L'uomo dei misteri (e dei guai) è di nuovo in Italia. Emigrante giudiziario di ritorno, Francesco Corallo è atterrato ieri pomeriggio all'aeroporto di Fiumicino, a Roma, scortato da agenti del Servizio per la cooperazione internazionale di polizia del ministero dell'Interno. Non finirà in carcere perché sono scaduti i termini di custodia cautelare, ma non potrà lasciare il Paese e sarà sottoposto al doppio obbligo di dimora e di presentazione alla polizia giudiziaria.
Nove mesi dopo l'arresto scattato a Saint Martin, nelle Antille olandesi, il 13 dicembre 2016, nell'ambito dell'operazione «Rouge et noir» il re delle slot machine è finalmente a disposizione dell'autorità giudiziaria che lo ha inseguito per mezzo mondo. La Procura di Roma (aggiunto Prestipino, sostituto Sargenti) gli contesta il reato di capo e promotore di una «associazione a delinquere a carattere transnazionale» specializzata nel «riciclaggio di grosse somme di denaro ricavate dal mancato versamento delle imposte sugli introiti». La cifra indicativa è di circa 200 milioni di euro.
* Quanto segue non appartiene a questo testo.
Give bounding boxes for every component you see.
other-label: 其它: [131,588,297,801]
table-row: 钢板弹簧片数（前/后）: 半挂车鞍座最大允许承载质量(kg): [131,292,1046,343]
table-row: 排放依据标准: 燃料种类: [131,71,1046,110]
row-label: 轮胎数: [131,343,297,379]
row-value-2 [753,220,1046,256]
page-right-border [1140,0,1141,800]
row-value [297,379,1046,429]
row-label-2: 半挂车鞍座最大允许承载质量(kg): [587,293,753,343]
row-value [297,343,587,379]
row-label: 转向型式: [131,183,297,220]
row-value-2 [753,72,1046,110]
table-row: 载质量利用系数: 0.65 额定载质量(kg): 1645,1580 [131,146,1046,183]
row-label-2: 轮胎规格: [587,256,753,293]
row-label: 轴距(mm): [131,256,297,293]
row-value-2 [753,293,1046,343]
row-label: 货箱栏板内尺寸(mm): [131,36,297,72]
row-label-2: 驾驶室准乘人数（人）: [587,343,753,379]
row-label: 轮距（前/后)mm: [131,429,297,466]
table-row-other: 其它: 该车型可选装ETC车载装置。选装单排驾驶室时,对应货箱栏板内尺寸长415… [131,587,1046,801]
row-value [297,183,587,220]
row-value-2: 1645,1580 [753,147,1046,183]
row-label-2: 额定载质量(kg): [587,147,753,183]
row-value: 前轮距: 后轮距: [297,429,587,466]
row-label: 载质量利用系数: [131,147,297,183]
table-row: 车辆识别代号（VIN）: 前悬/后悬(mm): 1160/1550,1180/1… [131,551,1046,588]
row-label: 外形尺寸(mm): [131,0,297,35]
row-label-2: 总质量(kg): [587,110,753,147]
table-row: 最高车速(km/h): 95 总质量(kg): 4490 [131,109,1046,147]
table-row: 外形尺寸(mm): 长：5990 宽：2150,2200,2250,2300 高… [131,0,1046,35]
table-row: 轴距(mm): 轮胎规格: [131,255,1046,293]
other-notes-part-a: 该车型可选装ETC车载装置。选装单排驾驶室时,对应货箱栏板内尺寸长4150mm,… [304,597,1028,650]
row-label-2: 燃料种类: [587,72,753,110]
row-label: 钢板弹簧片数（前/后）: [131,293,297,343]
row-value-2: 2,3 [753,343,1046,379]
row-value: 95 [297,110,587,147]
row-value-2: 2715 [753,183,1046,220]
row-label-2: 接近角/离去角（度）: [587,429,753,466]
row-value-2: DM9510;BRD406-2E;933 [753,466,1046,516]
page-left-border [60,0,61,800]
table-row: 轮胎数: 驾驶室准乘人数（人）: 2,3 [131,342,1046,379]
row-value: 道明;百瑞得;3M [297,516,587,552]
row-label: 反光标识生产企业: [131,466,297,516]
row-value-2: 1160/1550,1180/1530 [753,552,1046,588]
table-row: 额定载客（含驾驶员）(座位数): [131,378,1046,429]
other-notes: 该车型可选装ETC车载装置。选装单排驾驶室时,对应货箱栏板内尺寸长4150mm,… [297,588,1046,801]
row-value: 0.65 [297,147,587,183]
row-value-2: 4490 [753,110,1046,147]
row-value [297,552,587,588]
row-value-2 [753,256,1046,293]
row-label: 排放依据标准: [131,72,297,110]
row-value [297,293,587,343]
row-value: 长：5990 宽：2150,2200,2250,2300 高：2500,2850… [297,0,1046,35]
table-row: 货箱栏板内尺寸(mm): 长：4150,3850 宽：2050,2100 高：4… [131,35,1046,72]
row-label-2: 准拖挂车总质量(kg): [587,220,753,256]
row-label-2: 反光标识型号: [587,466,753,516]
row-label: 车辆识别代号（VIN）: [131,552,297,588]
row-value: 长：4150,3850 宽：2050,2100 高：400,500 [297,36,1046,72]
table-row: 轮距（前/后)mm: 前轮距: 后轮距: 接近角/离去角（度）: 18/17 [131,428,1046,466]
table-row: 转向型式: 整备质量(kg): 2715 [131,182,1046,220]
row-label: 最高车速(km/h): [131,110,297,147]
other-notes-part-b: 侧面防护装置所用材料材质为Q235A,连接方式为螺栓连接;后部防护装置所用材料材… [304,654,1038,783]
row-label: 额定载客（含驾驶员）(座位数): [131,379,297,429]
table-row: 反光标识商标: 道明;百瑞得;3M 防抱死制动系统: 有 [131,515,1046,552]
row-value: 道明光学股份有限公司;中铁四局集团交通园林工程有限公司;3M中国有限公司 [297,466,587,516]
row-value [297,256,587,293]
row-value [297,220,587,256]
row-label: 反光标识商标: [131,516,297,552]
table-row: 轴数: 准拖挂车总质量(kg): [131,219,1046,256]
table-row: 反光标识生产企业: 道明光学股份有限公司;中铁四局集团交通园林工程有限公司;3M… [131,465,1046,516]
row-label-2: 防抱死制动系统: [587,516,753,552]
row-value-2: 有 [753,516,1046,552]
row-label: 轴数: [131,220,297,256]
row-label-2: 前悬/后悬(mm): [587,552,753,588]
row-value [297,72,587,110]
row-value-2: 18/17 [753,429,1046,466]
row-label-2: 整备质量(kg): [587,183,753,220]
Il nome e la posizione giudiziaria di Corallo sono legati, anzi intrecciati, all'inchiesta gemella che vede indagati non solo l'intera famiglia Tulliani (Elisabetta, Giancarlo, ancora latitante a Dubai; e il papà Sergio) ma soprattutto l'ex presidente della Camera ed ex leader di Alleanza nazionale, Gianfranco Fini. Tutti devono rispondere di riciclaggio. L'imprenditore siciliano è il perno di quello che le carte processuali di questi mesi tratteggiano come un sistema criminale in grado di contrabbandare affari a otto zero in cambio di protezioni politiche e agevolazioni legislative.
Se decidesse di parlare, Corallo, potrebbe spiegare se l'ipotesi messa nero su bianco dal gip Simonetta D'Alessandro, che ha disposto il sequestro di due polizze vita intestate al politico per un milione di euro, corrisponda alla realtà. E cioè che egli stesso elargisse alla famiglia Tulliani i cui componenti sono indicati come «prestanome» di Fini milioni e milioni di euro per garantirsi «l'agognata tranquillità commerciale» o meglio la «tranquillità predatoria» per sé e le sue aziende, concessionarie in Italia per l'installazione dei videopoker e «beneficiarie», secondo l'impostazione accusatoria, di interventi di favore promossi dagli uomini più vicini a Fini. Uno scenario in cui Corallo avrebbe agito attraverso la «compartecipazione societaria di un soggetto in grado di dispiegare un'elevatissima protezione politica».
Corallo potrebbe spiegare inoltre quel che c'è dietro la casa di Montecarlo, eredità della contessa Anna Maria Colleoni che An svendette a due società offshore, riconducibili a Tulliani jr e costituite in fretta e furia con una quota parte del denaro da girare ai Tulliani. Ricorda il deputato Amedeo Laboccetta, in un interrogatorio ai pm di Roma, che in occasione di un incontro negli appartamenti privati di Fini a Montecitorio nel 2008 presenti Elisabetta e Giancarlo, lo stesso Laboccetta e Francesco Corallo l'allora presidente della Camera disse che «lui ed Elisabetta desideravano una casa proprio a Montecarlo e aggiunse testualmente: Siamo certi che vorrai aiutarci ad esaudire questo nostro desiderio. E Corallo si dichiarò disponibile».
Secondo Laboccetta, i rapporti tra Corallo e Fini sarebbero assai antecedenti alla relazione tra Gianfranco ed Elisabetta e risalirebbero al 2003-2004. Quando, a curare i rapporti con l'imprenditore caraibico, erano alcuni fidatissimi dell'entourage del leader di An. Poi ci fu lo spin-off tra politica e famiglia con l'entrata in scena dei Tulliani's.